Le petit commerce en RDC entre dans une nouvelle phase. Le gouvernement annonce l’application du décret qui réserve le petit commerce et le commerce de détail aux Congolais. La mesure vise à protéger les nationaux, mais elle pose aussi la question des prix, du contrôle et de la cohabitation économique.
Le petit commerce en RDC réservé aux nationaux
Le gouvernement congolais annonce l’entrée en vigueur du décret sur le petit commerce et le commerce de détail. Ce texte réserve désormais ces activités aux Congolais. Il vise surtout les secteurs de proximité, souvent occupés par des opérateurs étrangers ces dernières années.
Selon le ministère, cette mesure doit clarifier le cadre légal du commerce intérieur. Elle vise aussi à créer un environnement économique plus structuré, plus équitable et plus sécurisé.
Les investisseurs étrangers ne quittent pas totalement le secteur économique. Ils pourront continuer à intervenir dans des activités à forte intensité de capital.

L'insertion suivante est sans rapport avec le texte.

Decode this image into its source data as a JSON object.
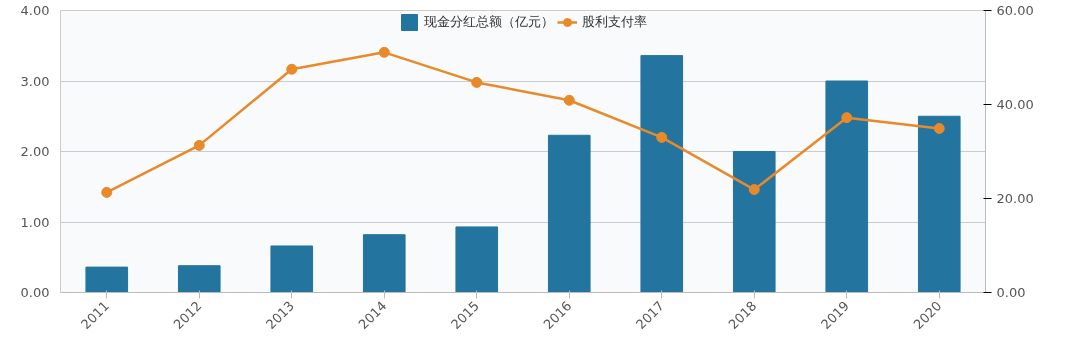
{
  "chart_data": {
    "type": "bar",
    "categories": [
      "2011",
      "2012",
      "2013",
      "2014",
      "2015",
      "2016",
      "2017",
      "2018",
      "2019",
      "2020"
    ],
    "series": [
      {
        "name": "现金分红总额（亿元）",
        "color": "#2474a0",
        "values": [
          0.36,
          0.38,
          0.66,
          0.82,
          0.93,
          2.23,
          3.36,
          2.0,
          3.0,
          2.5
        ]
      },
      {
        "name": "股利支付率",
        "type": "line",
        "axis": "y2",
        "color": "#e8892a",
        "marker": "circle",
        "values": [
          21.3,
          31.3,
          47.5,
          51.1,
          44.7,
          40.9,
          33.0,
          21.9,
          37.2,
          34.9
        ]
      }
    ],
    "ylim": [
      0,
      4
    ],
    "yticks": [
      {
        "value": 0,
        "label": "0.00"
      },
      {
        "value": 1,
        "label": "1.00"
      },
      {
        "value": 2,
        "label": "2.00"
      },
      {
        "value": 3,
        "label": "3.00"
      },
      {
        "value": 4,
        "label": "4.00"
      }
    ],
    "y2lim": [
      0,
      60
    ],
    "y2ticks": [
      {
        "value": 0,
        "label": "0.00"
      },
      {
        "value": 20,
        "label": "20.00"
      },
      {
        "value": 40,
        "label": "40.00"
      },
      {
        "value": 60,
        "label": "60.00"
      }
    ],
    "grid": "y",
    "legend": "top"
  }
}
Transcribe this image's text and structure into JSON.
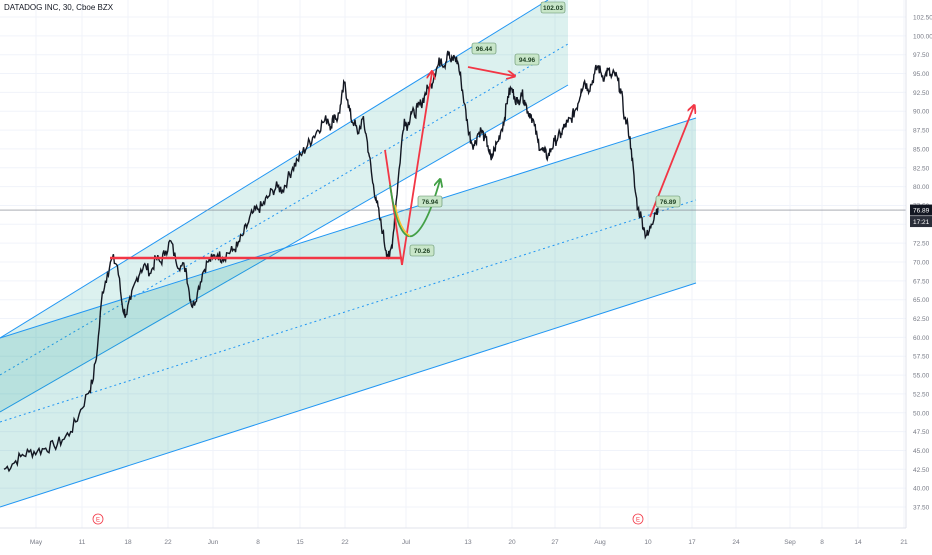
{
  "header": {
    "symbol_title": "DATADOG INC, 30, Cboe BZX"
  },
  "chart_data": {
    "type": "line",
    "title": "DATADOG INC, 30, Cboe BZX",
    "ylim": [
      37.5,
      103.5
    ],
    "y_ticks": [
      "102.50",
      "100.00",
      "97.50",
      "95.00",
      "92.50",
      "90.00",
      "87.50",
      "85.00",
      "82.50",
      "80.00",
      "77.50",
      "75.00",
      "72.50",
      "70.00",
      "67.50",
      "65.00",
      "62.50",
      "60.00",
      "57.50",
      "55.00",
      "52.50",
      "50.00",
      "47.50",
      "45.00",
      "42.50",
      "40.00",
      "37.50"
    ],
    "x_ticks": [
      "May",
      "11",
      "18",
      "22",
      "Jun",
      "8",
      "15",
      "22",
      "Jul",
      "13",
      "20",
      "27",
      "Aug",
      "10",
      "17",
      "24",
      "Sep",
      "8",
      "14",
      "21"
    ],
    "last_price_labels": [
      "76.89",
      "17:21"
    ],
    "series": [
      {
        "values": [
          [
            0,
            42.5
          ],
          [
            0.5,
            43.2
          ],
          [
            1,
            44.2
          ],
          [
            1.5,
            44.8
          ],
          [
            2,
            44.9
          ],
          [
            2.5,
            45.3
          ],
          [
            3,
            45.6
          ],
          [
            3.5,
            46.4
          ],
          [
            4,
            47.5
          ],
          [
            4.5,
            49.8
          ],
          [
            5,
            52.5
          ],
          [
            5.3,
            54
          ],
          [
            5.6,
            58.5
          ],
          [
            5.9,
            66
          ],
          [
            6.2,
            68.5
          ],
          [
            6.5,
            70.5
          ],
          [
            6.8,
            69.5
          ],
          [
            7.1,
            64
          ],
          [
            7.3,
            63
          ],
          [
            7.6,
            65
          ],
          [
            7.9,
            67.5
          ],
          [
            8.2,
            69
          ],
          [
            8.5,
            69.5
          ],
          [
            8.8,
            68.5
          ],
          [
            9.1,
            70.5
          ],
          [
            9.4,
            70
          ],
          [
            9.7,
            71.5
          ],
          [
            10,
            72.8
          ],
          [
            10.3,
            70.2
          ],
          [
            10.6,
            69.5
          ],
          [
            10.9,
            69.2
          ],
          [
            11.1,
            66
          ],
          [
            11.3,
            64
          ],
          [
            11.6,
            66
          ],
          [
            11.9,
            68.5
          ],
          [
            12.2,
            70
          ],
          [
            12.5,
            70.5
          ],
          [
            12.8,
            71
          ],
          [
            13.1,
            70.5
          ],
          [
            13.4,
            71.2
          ],
          [
            13.7,
            71.5
          ],
          [
            14,
            72.2
          ],
          [
            14.3,
            73.5
          ],
          [
            14.6,
            75
          ],
          [
            14.9,
            76.5
          ],
          [
            15.2,
            77
          ],
          [
            15.5,
            77.5
          ],
          [
            15.8,
            78.5
          ],
          [
            16.1,
            79.5
          ],
          [
            16.4,
            80
          ],
          [
            16.7,
            79.5
          ],
          [
            17,
            81
          ],
          [
            17.3,
            82.5
          ],
          [
            17.6,
            83.5
          ],
          [
            17.9,
            84.5
          ],
          [
            18.2,
            85.5
          ],
          [
            18.5,
            86.5
          ],
          [
            18.8,
            87.5
          ],
          [
            19.1,
            88.5
          ],
          [
            19.4,
            89
          ],
          [
            19.6,
            88
          ],
          [
            19.8,
            89.5
          ],
          [
            20,
            89
          ],
          [
            20.2,
            91
          ],
          [
            20.4,
            93.8
          ],
          [
            20.6,
            91.5
          ],
          [
            20.8,
            89
          ],
          [
            21,
            88.5
          ],
          [
            21.2,
            87
          ],
          [
            21.5,
            89
          ],
          [
            21.7,
            87
          ],
          [
            21.9,
            84
          ],
          [
            22.1,
            80.5
          ],
          [
            22.3,
            78.5
          ],
          [
            22.5,
            76
          ],
          [
            22.7,
            74
          ],
          [
            22.9,
            71.5
          ],
          [
            23.1,
            70.5
          ],
          [
            23.3,
            73
          ],
          [
            23.5,
            78
          ],
          [
            23.8,
            85
          ],
          [
            24,
            89
          ],
          [
            24.2,
            88
          ],
          [
            24.4,
            90
          ],
          [
            24.6,
            89.5
          ],
          [
            24.8,
            90.5
          ],
          [
            25,
            91
          ],
          [
            25.2,
            92
          ],
          [
            25.4,
            93
          ],
          [
            25.6,
            93.5
          ],
          [
            25.8,
            95
          ],
          [
            26,
            96
          ],
          [
            26.2,
            97
          ],
          [
            26.4,
            96
          ],
          [
            26.6,
            98
          ],
          [
            26.8,
            96.5
          ],
          [
            27,
            97.2
          ],
          [
            27.2,
            96.5
          ],
          [
            27.4,
            94
          ],
          [
            27.6,
            91
          ],
          [
            27.8,
            88
          ],
          [
            28,
            86
          ],
          [
            28.2,
            85.5
          ],
          [
            28.4,
            87
          ],
          [
            28.6,
            87.5
          ],
          [
            28.8,
            86.5
          ],
          [
            29,
            85.5
          ],
          [
            29.2,
            83.5
          ],
          [
            29.4,
            85
          ],
          [
            29.6,
            86
          ],
          [
            29.8,
            87.5
          ],
          [
            30,
            89
          ],
          [
            30.2,
            92
          ],
          [
            30.4,
            93
          ],
          [
            30.6,
            92
          ],
          [
            30.8,
            91
          ],
          [
            31,
            92.5
          ],
          [
            31.2,
            91.5
          ],
          [
            31.4,
            90
          ],
          [
            31.6,
            89.5
          ],
          [
            31.8,
            88
          ],
          [
            32,
            86
          ],
          [
            32.2,
            85
          ],
          [
            32.4,
            84.5
          ],
          [
            32.6,
            84
          ],
          [
            32.8,
            85
          ],
          [
            33,
            86
          ],
          [
            33.2,
            86.5
          ],
          [
            33.4,
            87
          ],
          [
            33.6,
            88
          ],
          [
            33.8,
            88.5
          ],
          [
            34,
            89
          ],
          [
            34.2,
            90
          ],
          [
            34.4,
            91
          ],
          [
            34.6,
            93
          ],
          [
            34.8,
            94
          ],
          [
            35,
            93
          ],
          [
            35.2,
            93.5
          ],
          [
            35.4,
            95
          ],
          [
            35.6,
            96
          ],
          [
            35.8,
            95
          ],
          [
            36,
            94.5
          ],
          [
            36.2,
            95.5
          ],
          [
            36.4,
            94.5
          ],
          [
            36.6,
            95
          ],
          [
            36.8,
            94
          ],
          [
            37,
            92.5
          ],
          [
            37.2,
            89
          ],
          [
            37.4,
            88
          ],
          [
            37.6,
            85
          ],
          [
            37.8,
            80
          ],
          [
            38,
            77
          ],
          [
            38.2,
            76
          ],
          [
            38.4,
            74
          ],
          [
            38.6,
            73.5
          ],
          [
            38.8,
            75
          ],
          [
            39,
            76.5
          ],
          [
            39.2,
            77.2
          ]
        ]
      }
    ],
    "annotations": [
      "102.03",
      "96.44",
      "94.96",
      "76.94",
      "70.26",
      "76.89"
    ],
    "event_markers": [
      "E",
      "E"
    ],
    "colors": {
      "price": "#131722",
      "channel_fill": "#26a69a",
      "channel_line": "#2196f3",
      "arrow_red": "#f23645",
      "arrow_green": "#43a047",
      "label_bg": "#c8e6c9"
    }
  }
}
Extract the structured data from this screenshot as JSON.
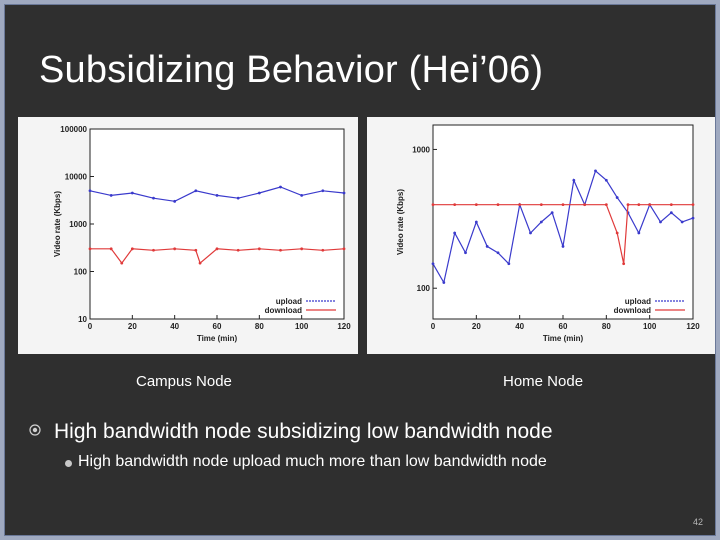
{
  "slide": {
    "title": "Subsidizing Behavior (Hei’06)",
    "page_number": "42",
    "captions": {
      "left": "Campus Node",
      "right": "Home Node"
    },
    "bullets": [
      {
        "text": "High bandwidth node subsidizing low bandwidth node",
        "level": 1
      },
      {
        "text": "High bandwidth node upload much more than low bandwidth node",
        "level": 2
      }
    ]
  },
  "colors": {
    "background": "#2f2f2f",
    "upload": "#3a3acc",
    "download": "#e03a3a"
  },
  "chart_data": [
    {
      "type": "line",
      "title": "",
      "xlabel": "Time (min)",
      "ylabel": "Video rate (Kbps)",
      "yscale": "log",
      "xlim": [
        0,
        120
      ],
      "ylim": [
        10,
        100000
      ],
      "x_ticks": [
        "0",
        "20",
        "40",
        "60",
        "80",
        "100",
        "120"
      ],
      "y_ticks": [
        "10",
        "100",
        "1000",
        "10000",
        "100000"
      ],
      "legend": "bottom-right",
      "grid": false,
      "series": [
        {
          "name": "upload",
          "color": "#3a3acc",
          "x": [
            0,
            10,
            20,
            30,
            40,
            50,
            60,
            70,
            80,
            90,
            100,
            110,
            120
          ],
          "values": [
            5000,
            4000,
            4500,
            3500,
            3000,
            5000,
            4000,
            3500,
            4500,
            6000,
            4000,
            5000,
            4500
          ]
        },
        {
          "name": "download",
          "color": "#e03a3a",
          "x": [
            0,
            10,
            15,
            20,
            30,
            40,
            50,
            52,
            60,
            70,
            80,
            90,
            100,
            110,
            120
          ],
          "values": [
            300,
            300,
            150,
            300,
            280,
            300,
            280,
            150,
            300,
            280,
            300,
            280,
            300,
            280,
            300
          ]
        }
      ]
    },
    {
      "type": "line",
      "title": "",
      "xlabel": "Time (min)",
      "ylabel": "Video rate (Kbps)",
      "yscale": "log",
      "xlim": [
        0,
        120
      ],
      "ylim": [
        60,
        1500
      ],
      "x_ticks": [
        "0",
        "20",
        "40",
        "60",
        "80",
        "100",
        "120"
      ],
      "y_ticks": [
        "100",
        "1000"
      ],
      "legend": "bottom-right",
      "grid": false,
      "series": [
        {
          "name": "upload",
          "color": "#3a3acc",
          "x": [
            0,
            5,
            10,
            15,
            20,
            25,
            30,
            35,
            40,
            45,
            50,
            55,
            60,
            65,
            70,
            75,
            80,
            85,
            90,
            95,
            100,
            105,
            110,
            115,
            120
          ],
          "values": [
            150,
            110,
            250,
            180,
            300,
            200,
            180,
            150,
            400,
            250,
            300,
            350,
            200,
            600,
            400,
            700,
            600,
            450,
            350,
            250,
            400,
            300,
            350,
            300,
            320
          ]
        },
        {
          "name": "download",
          "color": "#e03a3a",
          "x": [
            0,
            10,
            20,
            30,
            40,
            50,
            60,
            70,
            80,
            85,
            88,
            90,
            95,
            100,
            110,
            120
          ],
          "values": [
            400,
            400,
            400,
            400,
            400,
            400,
            400,
            400,
            400,
            250,
            150,
            400,
            400,
            400,
            400,
            400
          ]
        }
      ]
    }
  ]
}
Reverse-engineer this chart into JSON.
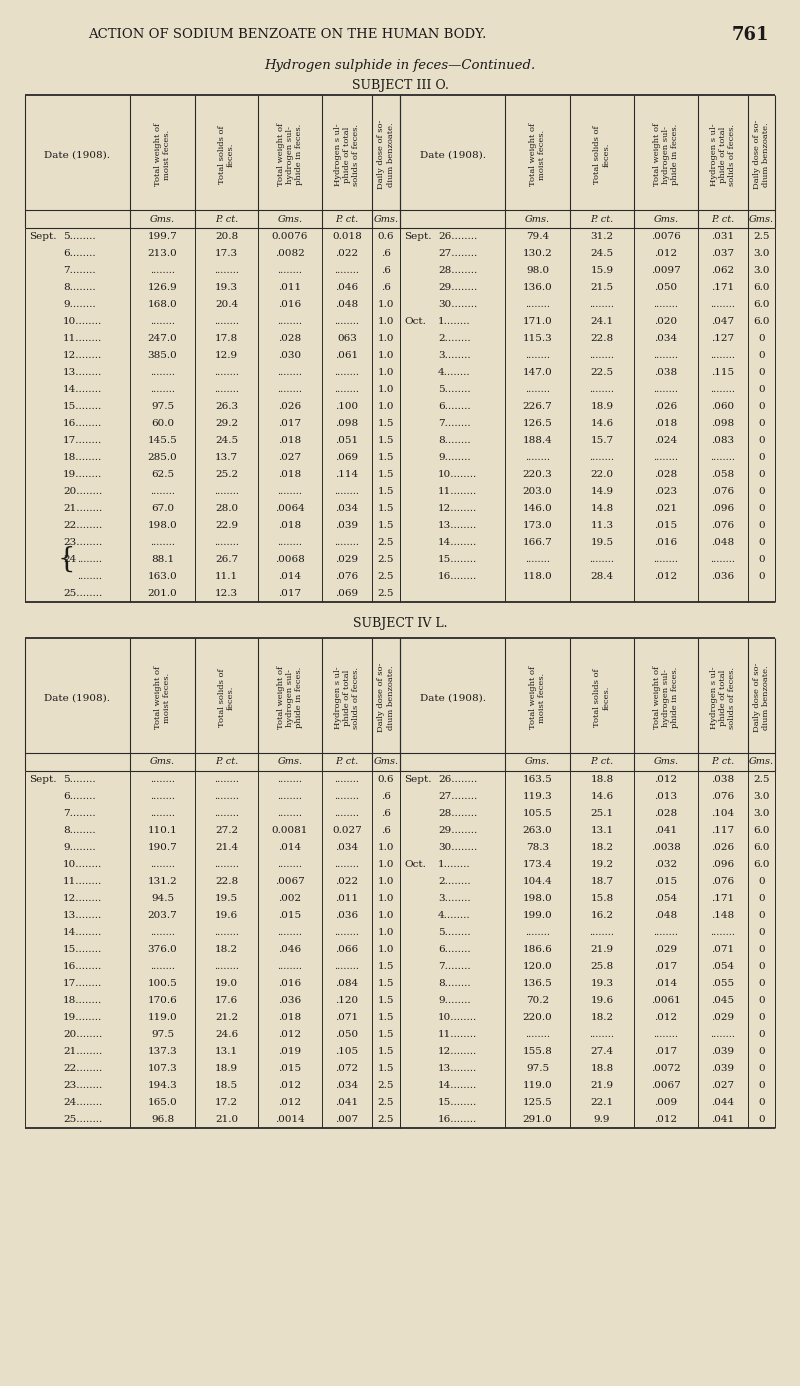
{
  "page_header": "ACTION OF SODIUM BENZOATE ON THE HUMAN BODY.",
  "page_number": "761",
  "subtitle": "Hydrogen sulphide in feces—Continued.",
  "subject3_title": "SUBJECT III O.",
  "subject4_title": "SUBJECT IV L.",
  "col_units": [
    "Gms.",
    "P. ct.",
    "Gms.",
    "P. ct.",
    "Gms."
  ],
  "header_labels": [
    "Total weight of\nmoist feces.",
    "Total solids of\nfeces.",
    "Total weight of\nhydrogen sul-\nphide in feces.",
    "Hydrogen s ul-\nphide of total\nsolids of feces.",
    "Daily dose of so-\ndium benzoate."
  ],
  "subject3_left": [
    [
      "Sept.",
      "5",
      "199.7",
      "20.8",
      "0.0076",
      "0.018",
      "0.6"
    ],
    [
      "",
      "6",
      "213.0",
      "17.3",
      ".0082",
      ".022",
      ".6"
    ],
    [
      "",
      "7",
      "",
      "",
      "",
      "",
      ".6"
    ],
    [
      "",
      "8",
      "126.9",
      "19.3",
      ".011",
      ".046",
      ".6"
    ],
    [
      "",
      "9",
      "168.0",
      "20.4",
      ".016",
      ".048",
      "1.0"
    ],
    [
      "",
      "10",
      "",
      "",
      "",
      "",
      "1.0"
    ],
    [
      "",
      "11",
      "247.0",
      "17.8",
      ".028",
      "063",
      "1.0"
    ],
    [
      "",
      "12",
      "385.0",
      "12.9",
      ".030",
      ".061",
      "1.0"
    ],
    [
      "",
      "13",
      "",
      "",
      "",
      "",
      "1.0"
    ],
    [
      "",
      "14",
      "",
      "",
      "",
      "",
      "1.0"
    ],
    [
      "",
      "15",
      "97.5",
      "26.3",
      ".026",
      ".100",
      "1.0"
    ],
    [
      "",
      "16",
      "60.0",
      "29.2",
      ".017",
      ".098",
      "1.5"
    ],
    [
      "",
      "17",
      "145.5",
      "24.5",
      ".018",
      ".051",
      "1.5"
    ],
    [
      "",
      "18",
      "285.0",
      "13.7",
      ".027",
      ".069",
      "1.5"
    ],
    [
      "",
      "19",
      "62.5",
      "25.2",
      ".018",
      ".114",
      "1.5"
    ],
    [
      "",
      "20",
      "",
      "",
      "",
      "",
      "1.5"
    ],
    [
      "",
      "21",
      "67.0",
      "28.0",
      ".0064",
      ".034",
      "1.5"
    ],
    [
      "",
      "22",
      "198.0",
      "22.9",
      ".018",
      ".039",
      "1.5"
    ],
    [
      "",
      "23",
      "",
      "",
      "",
      "",
      "2.5"
    ],
    [
      "",
      "24{",
      "88.1",
      "26.7",
      ".0068",
      ".029",
      "2.5"
    ],
    [
      "",
      "24 ",
      "163.0",
      "11.1",
      ".014",
      ".076",
      "2.5"
    ],
    [
      "",
      "25",
      "201.0",
      "12.3",
      ".017",
      ".069",
      "2.5"
    ]
  ],
  "subject3_right": [
    [
      "Sept.",
      "26",
      "79.4",
      "31.2",
      ".0076",
      ".031",
      "2.5"
    ],
    [
      "",
      "27",
      "130.2",
      "24.5",
      ".012",
      ".037",
      "3.0"
    ],
    [
      "",
      "28",
      "98.0",
      "15.9",
      ".0097",
      ".062",
      "3.0"
    ],
    [
      "",
      "29",
      "136.0",
      "21.5",
      ".050",
      ".171",
      "6.0"
    ],
    [
      "",
      "30",
      "",
      "",
      "",
      "",
      "6.0"
    ],
    [
      "Oct.",
      "1",
      "171.0",
      "24.1",
      ".020",
      ".047",
      "6.0"
    ],
    [
      "",
      "2",
      "115.3",
      "22.8",
      ".034",
      ".127",
      "0"
    ],
    [
      "",
      "3",
      "",
      "",
      "",
      "",
      "0"
    ],
    [
      "",
      "4",
      "147.0",
      "22.5",
      ".038",
      ".115",
      "0"
    ],
    [
      "",
      "5",
      "",
      "",
      "",
      "",
      "0"
    ],
    [
      "",
      "6",
      "226.7",
      "18.9",
      ".026",
      ".060",
      "0"
    ],
    [
      "",
      "7",
      "126.5",
      "14.6",
      ".018",
      ".098",
      "0"
    ],
    [
      "",
      "8",
      "188.4",
      "15.7",
      ".024",
      ".083",
      "0"
    ],
    [
      "",
      "9",
      "",
      "",
      "",
      "",
      "0"
    ],
    [
      "",
      "10",
      "220.3",
      "22.0",
      ".028",
      ".058",
      "0"
    ],
    [
      "",
      "11",
      "203.0",
      "14.9",
      ".023",
      ".076",
      "0"
    ],
    [
      "",
      "12",
      "146.0",
      "14.8",
      ".021",
      ".096",
      "0"
    ],
    [
      "",
      "13",
      "173.0",
      "11.3",
      ".015",
      ".076",
      "0"
    ],
    [
      "",
      "14",
      "166.7",
      "19.5",
      ".016",
      ".048",
      "0"
    ],
    [
      "",
      "15",
      "",
      "",
      "",
      "",
      "0"
    ],
    [
      "",
      "16",
      "118.0",
      "28.4",
      ".012",
      ".036",
      "0"
    ]
  ],
  "subject4_left": [
    [
      "Sept.",
      "5",
      "",
      "",
      "",
      "",
      "0.6"
    ],
    [
      "",
      "6",
      "",
      "",
      "",
      "",
      ".6"
    ],
    [
      "",
      "7",
      "",
      "",
      "",
      "",
      ".6"
    ],
    [
      "",
      "8",
      "110.1",
      "27.2",
      "0.0081",
      "0.027",
      ".6"
    ],
    [
      "",
      "9",
      "190.7",
      "21.4",
      ".014",
      ".034",
      "1.0"
    ],
    [
      "",
      "10",
      "",
      "",
      "",
      "",
      "1.0"
    ],
    [
      "",
      "11",
      "131.2",
      "22.8",
      ".0067",
      ".022",
      "1.0"
    ],
    [
      "",
      "12",
      "94.5",
      "19.5",
      ".002",
      ".011",
      "1.0"
    ],
    [
      "",
      "13",
      "203.7",
      "19.6",
      ".015",
      ".036",
      "1.0"
    ],
    [
      "",
      "14",
      "",
      "",
      "",
      "",
      "1.0"
    ],
    [
      "",
      "15",
      "376.0",
      "18.2",
      ".046",
      ".066",
      "1.0"
    ],
    [
      "",
      "16",
      "",
      "",
      "",
      "",
      "1.5"
    ],
    [
      "",
      "17",
      "100.5",
      "19.0",
      ".016",
      ".084",
      "1.5"
    ],
    [
      "",
      "18",
      "170.6",
      "17.6",
      ".036",
      ".120",
      "1.5"
    ],
    [
      "",
      "19",
      "119.0",
      "21.2",
      ".018",
      ".071",
      "1.5"
    ],
    [
      "",
      "20",
      "97.5",
      "24.6",
      ".012",
      ".050",
      "1.5"
    ],
    [
      "",
      "21",
      "137.3",
      "13.1",
      ".019",
      ".105",
      "1.5"
    ],
    [
      "",
      "22",
      "107.3",
      "18.9",
      ".015",
      ".072",
      "1.5"
    ],
    [
      "",
      "23",
      "194.3",
      "18.5",
      ".012",
      ".034",
      "2.5"
    ],
    [
      "",
      "24",
      "165.0",
      "17.2",
      ".012",
      ".041",
      "2.5"
    ],
    [
      "",
      "25",
      "96.8",
      "21.0",
      ".0014",
      ".007",
      "2.5"
    ]
  ],
  "subject4_right": [
    [
      "Sept.",
      "26",
      "163.5",
      "18.8",
      ".012",
      ".038",
      "2.5"
    ],
    [
      "",
      "27",
      "119.3",
      "14.6",
      ".013",
      ".076",
      "3.0"
    ],
    [
      "",
      "28",
      "105.5",
      "25.1",
      ".028",
      ".104",
      "3.0"
    ],
    [
      "",
      "29",
      "263.0",
      "13.1",
      ".041",
      ".117",
      "6.0"
    ],
    [
      "",
      "30",
      "78.3",
      "18.2",
      ".0038",
      ".026",
      "6.0"
    ],
    [
      "Oct.",
      "1",
      "173.4",
      "19.2",
      ".032",
      ".096",
      "6.0"
    ],
    [
      "",
      "2",
      "104.4",
      "18.7",
      ".015",
      ".076",
      "0"
    ],
    [
      "",
      "3",
      "198.0",
      "15.8",
      ".054",
      ".171",
      "0"
    ],
    [
      "",
      "4",
      "199.0",
      "16.2",
      ".048",
      ".148",
      "0"
    ],
    [
      "",
      "5",
      "",
      "",
      "",
      "",
      "0"
    ],
    [
      "",
      "6",
      "186.6",
      "21.9",
      ".029",
      ".071",
      "0"
    ],
    [
      "",
      "7",
      "120.0",
      "25.8",
      ".017",
      ".054",
      "0"
    ],
    [
      "",
      "8",
      "136.5",
      "19.3",
      ".014",
      ".055",
      "0"
    ],
    [
      "",
      "9",
      "70.2",
      "19.6",
      ".0061",
      ".045",
      "0"
    ],
    [
      "",
      "10",
      "220.0",
      "18.2",
      ".012",
      ".029",
      "0"
    ],
    [
      "",
      "11",
      "",
      "",
      "",
      "",
      "0"
    ],
    [
      "",
      "12",
      "155.8",
      "27.4",
      ".017",
      ".039",
      "0"
    ],
    [
      "",
      "13",
      "97.5",
      "18.8",
      ".0072",
      ".039",
      "0"
    ],
    [
      "",
      "14",
      "119.0",
      "21.9",
      ".0067",
      ".027",
      "0"
    ],
    [
      "",
      "15",
      "125.5",
      "22.1",
      ".009",
      ".044",
      "0"
    ],
    [
      "",
      "16",
      "291.0",
      "9.9",
      ".012",
      ".041",
      "0"
    ]
  ],
  "bg_color": "#e8dfc8",
  "text_color": "#1a1a1a",
  "line_color": "#2a2a2a"
}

Cette distinction permet au gouvernement de séparer le petit commerce local des grands investissements.
Une décision présentée comme une protection économique
Pour les autorités, cette mesure répond à une demande ancienne. De nombreux petits commerçants congolais dénoncent depuis longtemps une concurrence jugée déséquilibrée.
Dans plusieurs villes, les nationaux affirment avoir perdu de l’espace dans les boutiques, les marchés et certaines activités de détail. Ils estiment que des opérateurs plus puissants occupent des secteurs qui devaient leur revenir.
Le gouvernement veut donc remettre les Congolais au centre de l’économie de proximité. Cette orientation peut renforcer l’emploi local. Elle peut aussi encourager l’émergence d’une petite classe commerçante nationale.
Un sujet sensible pour les prix
Mais cette décision comporte aussi des risques. Le petit commerce touche directement la vie quotidienne. Il concerne les produits de base, les boutiques de quartier, les marchés et les circuits d’approvisionnement.
Si l’application du décret se fait sans préparation, elle peut provoquer des perturbations. Certains commerces pourraient fermer. Certains produits pourraient devenir plus rares. Les prix pourraient aussi augmenter dans certains quartiers.
Le gouvernement devra donc éviter une application brutale. Il devra contrôler le marché, informer les opérateurs et protéger les consommateurs.
Le vrai défi : faire appliquer la mesure sans désordre
La réussite de cette réforme dépendra surtout de son application. Une mesure économique peut être légitime sur le papier, mais difficile sur le terrain.
L’État devra identifier les activités réellement concernées. Il devra aussi distinguer les petits commerces des investissements plus structurés. Sans règles claires, les contrôles peuvent devenir arbitraires.
Il faudra également éviter les abus contre les étrangers installés légalement. La protection des Congolais ne doit pas devenir une source de tensions communautaires ou diplomatiques.
Une opportunité pour les entrepreneurs congolais
Cette mesure peut devenir une chance si elle s’accompagne d’un vrai soutien aux commerçants nationaux. Réserver le petit commerce ne suffit pas.
Les Congolais auront besoin d’accès au crédit, de formations, de simplification administrative et de sécurité juridique. Ils auront aussi besoin d’un meilleur accès aux fournisseurs.
Sans accompagnement, certains commerçants nationaux risquent de reprendre des espaces sans disposer des moyens nécessaires pour les faire fonctionner durablement.
La décision de réserver le petit commerce aux Congolais marque un tournant économique. Elle répond à une volonté de protéger les nationaux et de réorganiser le commerce intérieur.
Mais son succès dépendra de la méthode. Si l’État applique la mesure avec clarté et accompagnement, elle peut soutenir les petits entrepreneurs congolais. Si elle est appliquée dans la précipitation, elle peut créer des tensions, perturber les prix et fragiliser les consommateurs.
Le petit commerce en RDC devient donc un test important. Il dira si la souveraineté économique peut se traduire concrètement dans la vie quotidienne des citoyens.